Most importantly, my relationship with Pi Pong deepened. He said hello to me every day and sat with me at morning assembly. He took me to lunch to eat guay tiao rua, Thai boat noodles, an old-school traditional Thai dish. Phi Pong showed me pictures of fish he caught at the dam and sunsets when he was camping. And when I gave him a postcard of a basketball game from my hometown university – the University of Arkansas Razorbacks – he asked me the next day about the “wild boar” mascot.

After a few months of sporadic pickup games, I joined “the basketball team.” I didn’t know what that meant or entailed; Phi Pong used one of my English teachers as a translator to ask me if I wanted to join the basketball team.

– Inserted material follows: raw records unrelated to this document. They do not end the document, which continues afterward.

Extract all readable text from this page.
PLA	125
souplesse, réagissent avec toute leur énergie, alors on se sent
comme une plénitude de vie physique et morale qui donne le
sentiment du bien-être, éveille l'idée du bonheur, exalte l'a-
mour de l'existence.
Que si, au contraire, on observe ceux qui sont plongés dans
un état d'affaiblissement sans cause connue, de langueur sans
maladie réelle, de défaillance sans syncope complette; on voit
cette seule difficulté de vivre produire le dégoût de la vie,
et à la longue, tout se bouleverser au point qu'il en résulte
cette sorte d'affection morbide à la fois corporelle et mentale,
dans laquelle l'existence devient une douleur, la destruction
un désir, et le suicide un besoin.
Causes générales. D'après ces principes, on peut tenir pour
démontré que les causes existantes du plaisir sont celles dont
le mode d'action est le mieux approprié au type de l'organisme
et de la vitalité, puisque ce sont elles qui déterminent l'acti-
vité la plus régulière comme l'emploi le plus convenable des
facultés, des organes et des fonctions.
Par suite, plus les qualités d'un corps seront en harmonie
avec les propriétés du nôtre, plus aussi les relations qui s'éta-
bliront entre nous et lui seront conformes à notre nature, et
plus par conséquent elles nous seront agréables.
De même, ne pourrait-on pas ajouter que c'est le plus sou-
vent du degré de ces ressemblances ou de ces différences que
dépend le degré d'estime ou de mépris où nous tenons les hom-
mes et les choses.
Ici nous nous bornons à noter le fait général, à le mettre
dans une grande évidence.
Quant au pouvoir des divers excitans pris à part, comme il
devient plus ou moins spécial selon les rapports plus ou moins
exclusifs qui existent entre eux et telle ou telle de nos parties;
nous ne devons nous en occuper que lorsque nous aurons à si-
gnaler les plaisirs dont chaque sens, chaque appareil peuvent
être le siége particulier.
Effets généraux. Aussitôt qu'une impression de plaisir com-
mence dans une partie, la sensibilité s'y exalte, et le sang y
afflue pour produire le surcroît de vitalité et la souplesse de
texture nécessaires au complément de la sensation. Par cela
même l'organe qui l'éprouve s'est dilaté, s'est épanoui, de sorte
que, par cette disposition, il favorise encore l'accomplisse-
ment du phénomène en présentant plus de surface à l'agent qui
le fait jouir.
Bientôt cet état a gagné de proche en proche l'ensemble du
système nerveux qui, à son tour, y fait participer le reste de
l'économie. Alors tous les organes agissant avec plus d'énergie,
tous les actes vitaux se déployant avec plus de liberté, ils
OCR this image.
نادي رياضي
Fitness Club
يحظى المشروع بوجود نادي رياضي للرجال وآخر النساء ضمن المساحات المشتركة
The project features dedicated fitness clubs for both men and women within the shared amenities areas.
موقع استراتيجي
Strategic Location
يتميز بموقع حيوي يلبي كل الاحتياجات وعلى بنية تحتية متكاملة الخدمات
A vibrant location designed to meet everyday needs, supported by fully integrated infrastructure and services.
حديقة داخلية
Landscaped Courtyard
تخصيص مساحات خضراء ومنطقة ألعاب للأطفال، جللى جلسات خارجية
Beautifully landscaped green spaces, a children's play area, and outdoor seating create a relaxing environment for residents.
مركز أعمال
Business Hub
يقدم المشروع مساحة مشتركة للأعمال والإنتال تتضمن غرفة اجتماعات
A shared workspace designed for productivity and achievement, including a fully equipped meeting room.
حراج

I said okay.

The players on our team, Team Jumper, all live in my town, and I had played with several of them before. We were practicing, I found out later, for a tournament in the city. Every evening we scrimmaged and ran drills. One day we picked first-string and second-string squads, and the next day we busted out brand-new, official-looking purple jerseys.

The most important part of gameday is the photo shoot.

Team Jumper was ready.

Unfortunately the other teams were ready too, and we lost all four of our games by 20 points or more. We were there for sanuksies and didn’t get worked up about it.

So let’s ignore what happened during the games and look instead, this time, at the off-court highlight reel. A couple of different groups of young people in the stands asked to take selfies and followed me on Instagram. I hung out with another teacher at my school who moonlights at his parents’ restaurant down the street from our tournament. Once when I stood up to go to the bathroom the PA announcer stopped his play-by-play to announce, “The farang is going to the bathroom! Go straight, farang, go straight!”

And after our last game (another shellacking) I drank milkshakes and sang karaoke with the rest of Team Jumper: with my friends.

A year and a half ago, I tried awfully hard to convince Fulbright and myself I could engage socially in Thailand. But I forgot “social engagement” means, “just make friends, doofus.”

In the first six months of this ETA year, adjustments and surprises – the weather, the food, how to use the bathroom, and so many more – have jostled my sense of who I am and what I'm doing. The warmth of Thai strangers and new friends has consistently cushioned against the discomfort all those other swirling things can cause.

They don't care if you sing off-key karaoke, and they don't care if you're bad at basketball: Thai folks just want to be your friend.